Amala malas untuk membuka pintu. Namun sisi lain dia juga tidak mungkin membiarkan orang itu terus berada di luar rumah. Amala tidak punya pilihan lain, dia pun segera berjalan cepat bergegas membuka pintu.

Benar. Tebakannya tidak meleset. Dia melihat Pak Rido, lelaki yang telah menjadi suaminya itu kini berdiri seraya memegang sebuah tas dengan raut wajah tersenyum. Hal yang kemudian membuat Amala terkejut adalah Pak Rido tidak datang sendiri melainkan dengan seorang bocah kecil yang kini digandeng olehnya.

"Bapak, kenapa ...."

"Ayo masuk. Kamu pasti lapar, kan?"

Amala terdiam.

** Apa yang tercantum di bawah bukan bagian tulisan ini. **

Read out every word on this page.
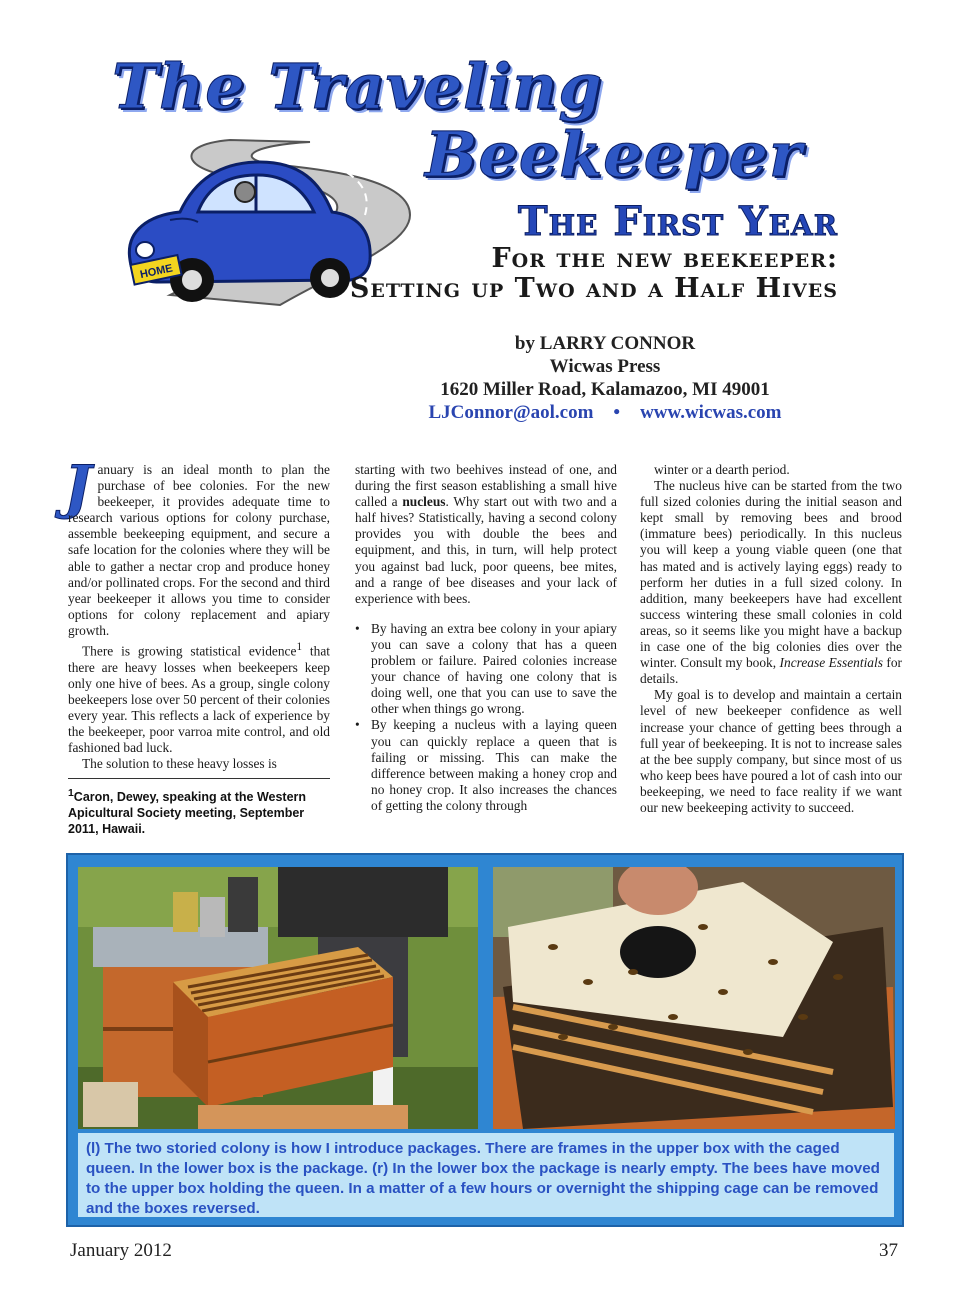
The Traveling
Beekeeper
HOME
The First Year
For the new beekeeper:
Setting up Two and a Half Hives
by LARRY CONNOR
Wicwas Press
1620 Miller Road, Kalamazoo, MI 49001
LJConnor@aol.com • www.wicwas.com

January is an ideal month to plan the purchase of bee colonies. For the new beekeeper, it provides adequate time to research various options for colony purchase, assemble beekeeping equipment, and secure a safe location for the colonies where they will be able to gather a nectar crop and produce honey and/or pollinated crops. For the second and third year beekeeper it allows you time to consider options for colony replacement and apiary growth.

There is growing statistical evidence$^1$ that there are heavy losses when beekeepers keep only one hive of bees. As a group, single colony beekeepers lose over 50 percent of their colonies every year. This reflects a lack of experience by the beekeeper, poor varroa mite control, and old fashioned bad luck.

The solution to these heavy losses is

$^1$Caron, Dewey, speaking at the Western Apicultural Society meeting, September 2011, Hawaii.

starting with two beehives instead of one, and during the first season establishing a small hive called a nucleus. Why start out with two and a half hives? Statistically, having a second colony provides you with double the bees and equipment, and this, in turn, will help protect you against bad luck, poor queens, bee mites, and a range of bee diseases and your lack of experience with bees.

• By having an extra bee colony in your apiary you can save a colony that has a queen problem or failure. Paired colonies increase your chance of having one colony that is doing well, one that you can use to save the other when things go wrong.
• By keeping a nucleus with a laying queen you can quickly replace a queen that is failing or missing. This can make the difference between making a honey crop and no honey crop. It also increases the chances of getting the colony through

winter or a dearth period.

The nucleus hive can be started from the two full sized colonies during the initial season and kept small by removing bees and brood (immature bees) periodically. In this nucleus you will keep a young viable queen (one that has mated and is actively laying eggs) ready to perform her duties in a full sized colony. In addition, many beekeepers have had excellent success wintering these small colonies in cold areas, so it seems like you might have a backup in case one of the big colonies dies over the winter. Consult my book, Increase Essentials for details.

My goal is to develop and maintain a certain level of new beekeeper confidence as well increase your chance of getting bees through a full year of beekeeping. It is not to increase sales at the bee supply company, but since most of us who keep bees have poured a lot of cash into our beekeeping, we need to face reality if we want our new beekeeping activity to succeed.

(l) The two storied colony is how I introduce packages. There are frames in the upper box with the caged queen. In the lower box is the package. (r) In the lower box the package is nearly empty. The bees have moved to the upper box holding the queen. In a matter of a few hours or overnight the shipping cage can be removed and the boxes reversed.
January 2012	37
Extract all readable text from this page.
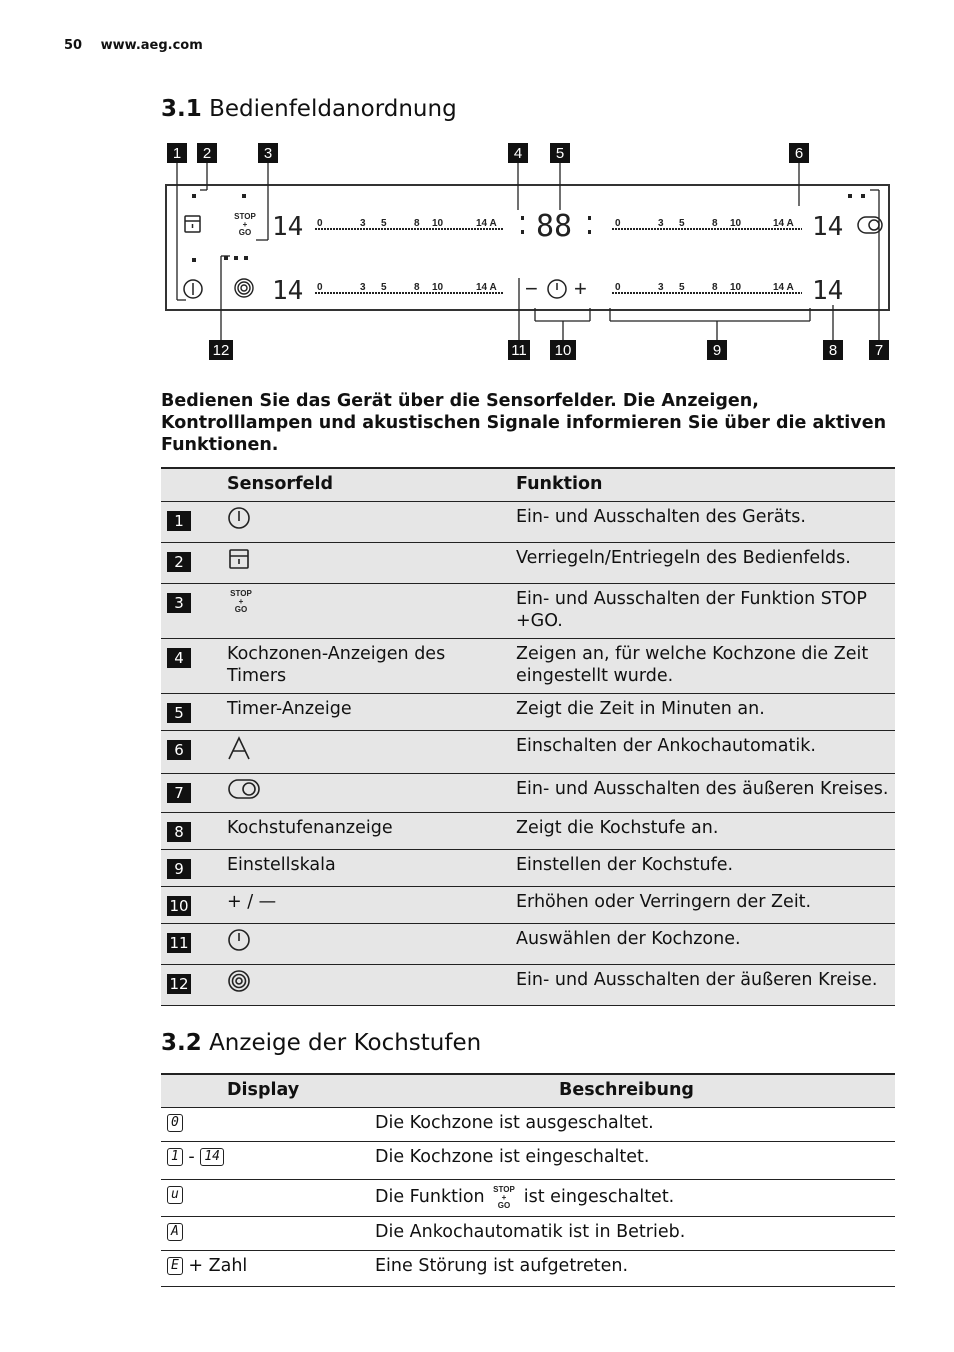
50 www.aeg.com
3.1 Bedienfeldanordnung
1 2	3	4 5	6
7
8
9
10
11
12
STOP
+
GO 14
14
14
14
88
0	3 5	8 10	14 A
0	3 5	8 10	14 A
0	3 5	8 10	14 A
0	3 5	8 10	14 A
− +

Bedienen Sie das Gerät über die Sensorfelder. Die Anzeigen, Kontrolllampen und akustischen Signale informieren Sie über die aktiven Funktionen.

	Sensorfeld	Funktion
1		Ein- und Ausschalten des Geräts.
2		Verriegeln/Entriegeln des Bedienfelds.
3	STOP
+
GO	Ein- und Ausschalten der Funktion STOP +GO.
4	Kochzonen-Anzeigen des Timers	Zeigen an, für welche Kochzone die Zeit eingestellt wurde.
5	Timer-Anzeige	Zeigt die Zeit in Minuten an.
6		Einschalten der Ankochautomatik.
7		Ein- und Ausschalten des äußeren Kreises.
8	Kochstufenanzeige	Zeigt die Kochstufe an.
9	Einstellskala	Einstellen der Kochstufe.
10	+ / —	Erhöhen oder Verringern der Zeit.
11		Auswählen der Kochzone.
12		Ein- und Ausschalten der äußeren Kreise.
3.2 Anzeige der Kochstufen
Display	Beschreibung
0	Die Kochzone ist ausgeschaltet.
1 - 14	Die Kochzone ist eingeschaltet.
u	Die Funktion STOP
+
GO ist eingeschaltet.
A	Die Ankochautomatik ist in Betrieb.
E + Zahl	Eine Störung ist aufgetreten.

Dia ingin mengatakan sesuatu namun Pak Rido telah melangkah pelan-pelan seraya menunggu anak bungsunya itu berjalan dengan perlahan. Begitu lucu, namun Amala menahan diri untuk tidak mendekat.

"Seperti bau mi instan. Kamu makan mi, Amala?"

"Saya enggak punya pilihan lain." Amala menjawab kemudian.

"Kebetulan tadi saya sudah masak di rumah. Ayo makan. Kamu tidak boleh makan makanan seperti itu. Kamu masih muda. Nak, Papa gendong, ya."

Amala kini benar-benar tidak bisa berkutik. Dia hanya melihat Pak Rido yang kini menggendong anaknya itu dan berlalu ke dapur. Dia hanya tidak menyangka karena Pak Rido benar-benar datang ke rumahnya untuk menginap.

Namun sisi lain, Amala senang karena tidak sendirian di rumah sebesar ini. Setidaknya dia bisa tidur dengan nyaman.

"Ibuu."

Amala tersentak ketika mendengar panggilan nan lucu itu. Dia kemudian mendapati anak bungsu Pak Rido yang kini melangkah dengan tertatih-tatih mencoba mendekatinya. Amala tanpa sadar tersenyum gemas.

"Ibuu!" Anak itu terus memanggilnya dengan begitu lucu.